The Eve Before Departure

If I could summarize the emotions, ideas, and level of inner-intensity I’ve felt the last few days, it would be through this song, Cəngi (transliteration something like JENG-i), by the fantastic composer Üzeyır Hacıbəyov*:

Yeah, I’ve been feeling flurried. Antsy. Anticipating. Slightly crazy. To illustrate, let me outline a few thoughts bouncing around in my head; brace yourselves (or skip this post) because I might start ranting:

If you would have talked to me at the beginning of my semester abroad in Ankara, and informed me that almost exactly two years later I would be venturing to Azerbaijan as a Fulbrighter, I would have laughed in your face. First, I would pretend to know where the country was and then I would deny that I had any chance of becoming a Fulbrighter – that I could be in the running for a nationally-competitive fellowship. Plus, why would ANYONE want to go to a place as obscure as Azerbaijan?? Oh, younger me…never say never, I suppose!

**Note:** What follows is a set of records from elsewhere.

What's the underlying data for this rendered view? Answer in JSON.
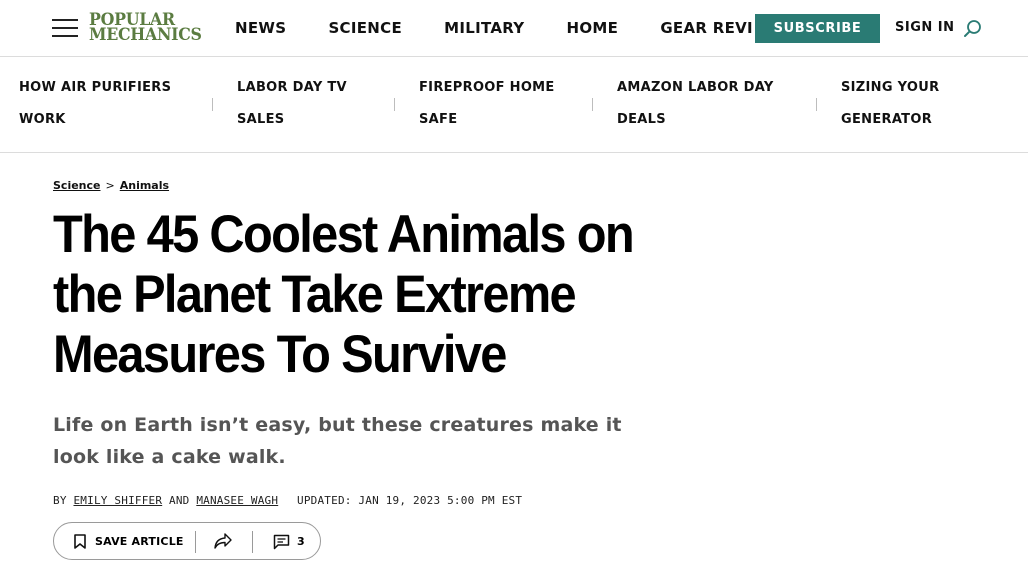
{
  "header": {
    "logo_line1": "POPULAR",
    "logo_line2": "MECHANICS",
    "nav": [
      "NEWS",
      "SCIENCE",
      "MILITARY",
      "HOME",
      "GEAR REVIEWS"
    ],
    "subscribe_label": "SUBSCRIBE",
    "signin_label": "SIGN IN"
  },
  "trending": [
    {
      "line1": "HOW AIR PURIFIERS",
      "line2": "WORK"
    },
    {
      "line1": "LABOR DAY TV",
      "line2": "SALES"
    },
    {
      "line1": "FIREPROOF HOME",
      "line2": "SAFE"
    },
    {
      "line1": "AMAZON LABOR DAY",
      "line2": "DEALS"
    },
    {
      "line1": "SIZING YOUR",
      "line2": "GENERATOR"
    }
  ],
  "breadcrumb": {
    "parent": "Science",
    "separator": ">",
    "current": "Animals"
  },
  "article": {
    "title": "The 45 Coolest Animals on the Planet Take Extreme Measures To Survive",
    "dek": "Life on Earth isn’t easy, but these creatures make it look like a cake walk.",
    "byline_prefix": "BY",
    "author1": "EMILY SHIFFER",
    "byline_and": "AND",
    "author2": "MANASEE WAGH",
    "updated": "UPDATED: JAN 19, 2023 5:00 PM EST"
  },
  "actions": {
    "save_label": "SAVE ARTICLE",
    "comment_count": "3"
  },
  "colors": {
    "brand_green": "#5b7c41",
    "subscribe_teal": "#2a7b74"
  },
  "icons": [
    "hamburger-menu-icon",
    "search-icon",
    "bookmark-icon",
    "share-icon",
    "comment-icon"
  ]
}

So, I leave tomorrow, September 4th, and land in Baku on the 5th. The 5th happens to be my birthday (as well as my younger brother’s – cheers!), and I’m turning 24. I’m revealing that detail because it suddenly hit me: Azerbaijan and I are almost the same age; at least modern-day Azerbaijan. Actually, my arrival into this world is sandwiched between two huge events in Azerbaijan’s (and the greater Caucasus’) modern history: 1)  The start of a war with Armenia in 1988 (grave, genocidal atrocities committed by both sides; this will doubtlessly come up in the future), and 2) Its independence from the Soviet Union in 1991. I sense that Azerbaijan, barely in its twenties, is “finding itself”: How do “the crossroads between east and west” continue that heritage while also assuming its own identity? To what extent do Persian, Russian, and Turkic cultural histories intermingle or separate? How do Azerbaijani citizens identify themselves in such a context? Azerbaijan’s liminality really appeals to me, perhaps because that’s kind-of how I feel about my place in this vast world.

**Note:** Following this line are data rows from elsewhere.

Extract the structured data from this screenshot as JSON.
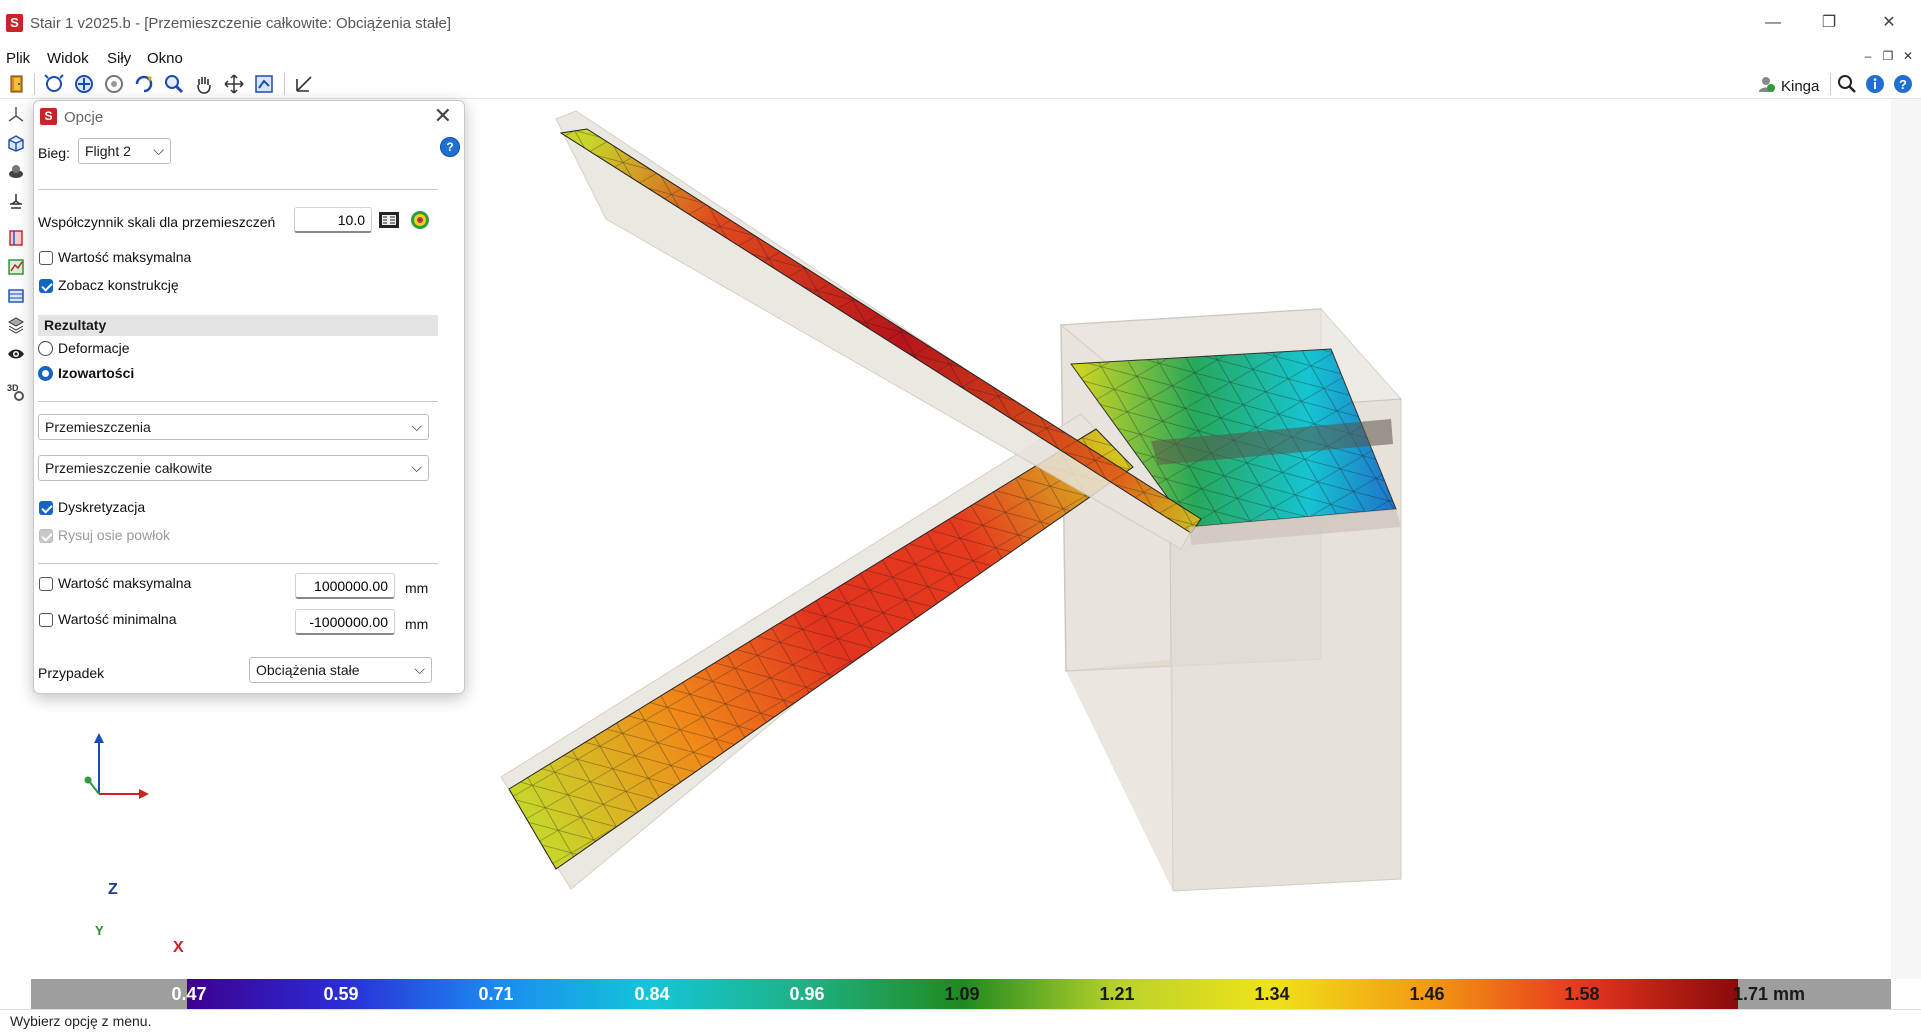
{
  "window": {
    "title": "Stair 1 v2025.b - [Przemieszczenie całkowite: Obciążenia stałe]",
    "app_icon_letter": "S",
    "minimize": "—",
    "restore": "❐",
    "close": "✕"
  },
  "menu": {
    "items": [
      "Plik",
      "Widok",
      "Siły",
      "Okno"
    ]
  },
  "mdi": {
    "minimize": "–",
    "restore": "❐",
    "close": "✕"
  },
  "toolbar": {
    "user_name": "Kinga"
  },
  "panel": {
    "title": "Opcje",
    "icon_letter": "S",
    "close": "✕",
    "help": "?",
    "flight_label": "Bieg:",
    "flight_value": "Flight 2",
    "scale_label": "Współczynnik skali dla przemieszczeń",
    "scale_value": "10.0",
    "max_value_label": "Wartość maksymalna",
    "max_value_checked": false,
    "show_structure_label": "Zobacz konstrukcję",
    "show_structure_checked": true,
    "results_header": "Rezultaty",
    "radio_deformation": "Deformacje",
    "radio_isovalues": "Izowartości",
    "selected_result": "Izowartości",
    "dropdown_quantity": "Przemieszczenia",
    "dropdown_component": "Przemieszczenie całkowite",
    "discretization_label": "Dyskretyzacja",
    "discretization_checked": true,
    "shell_axes_label": "Rysuj osie powłok",
    "shell_axes_checked": true,
    "limit_max_label": "Wartość maksymalna",
    "limit_max_value": "1000000.00",
    "limit_min_label": "Wartość minimalna",
    "limit_min_value": "-1000000.00",
    "unit": "mm",
    "case_label": "Przypadek",
    "case_value": "Obciążenia stałe"
  },
  "axes": {
    "z": "Z",
    "y": "Y",
    "x": "X"
  },
  "colorbar": {
    "labels": [
      "0.47",
      "0.59",
      "0.71",
      "0.84",
      "0.96",
      "1.09",
      "1.21",
      "1.34",
      "1.46",
      "1.58",
      "1.71 mm"
    ],
    "colors": {
      "low": "#3d0090",
      "mid": "#1f8a1f",
      "high": "#8a0a0a"
    }
  },
  "status": {
    "text": "Wybierz opcję z menu."
  },
  "icons": {
    "exit": "door-exit-icon",
    "user": "user-icon",
    "search": "search-icon",
    "info": "info-icon",
    "help": "help-icon"
  }
}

Now that I think about it – people talk about the possibility of traveling to “unknown places,” and the potential within those places. This can mean a multitude of things: finding a new galaxy in outer space, unearthing a new species from the deepest depths of an ocean, coming across “undiscovered peoples” in a jungle. When I was born, I wonder if my parents/family considered the chances of their daughter traveling to unknown places – of me venturing to a country that did not exist on September 5, 1990. I wonder about what the world will look like 20 – 25 years from now. With all that is occurring in the Middle East, I wonder how many “unknowns” will sprout up as wars continue and end, as entire ethnic populations migrate, as new political entities come to the fore. How many borders will be re-drawn? What areas will flourish, what will be abandoned? What will people think of their history? Will a place like Iran or Iraq, shut off from greater America today, be opened to programs like Fulbright in just a few decades? In a sense, today’s Iran or Iraq is yesterday’s Azerbaijan; there was little hope of its survival circa 1991 and now look at it! History tends to repeat itself, so….never say never, I suppose!

And there you have it – my words of glorious insight (or insanity) on the eve of my departure. Thank you, everyone, for your support thus far. Hopefully things will only go up (with the occasional hiccup, it’s to be expected), and I’m happy to call you all my companions as I venture to this new corner of the world!

Until next time…. (:


* Üzeyır Hacıbəyov. If I were to say that Hacıbəyov’s musical and cultural importance is to Azerbaijan what Tchaikovsky’s is to Russia, that should explain his importance. I’m still learning about him, but one of his accolades is his opera, Leyli and Majnun, the first opera produced from a Muslim country. He’s also known by composing the current anthem of Azerbaijan, but (perhaps more interestingly) he composed its anthem when it was a Soviet republic. If you care to learn some history, here are links to both: Current Anthem; SSR Anthem



  1. Sound like time for taking a deep breath. And then another. Arrival in Azerbaijan has to go less traumatically than arrival in Turkey. You have a better idea what to except, better command of language, of culture. In other words, you have grown up. :-). (From student to semi adult… Maybe at 25 we will call you adult). Happy flying…surviving the long flight is test #1. Oh, and happy birthday.

  2. Hi Hayley, Finally, spelled your name correctly. Happy Birthday and know that your skating family is wishing you the best. Enjoy your time. We know that you will be a good ambassador to Azerbajan, not spelled correctly. Our thoughts and prayers are with you.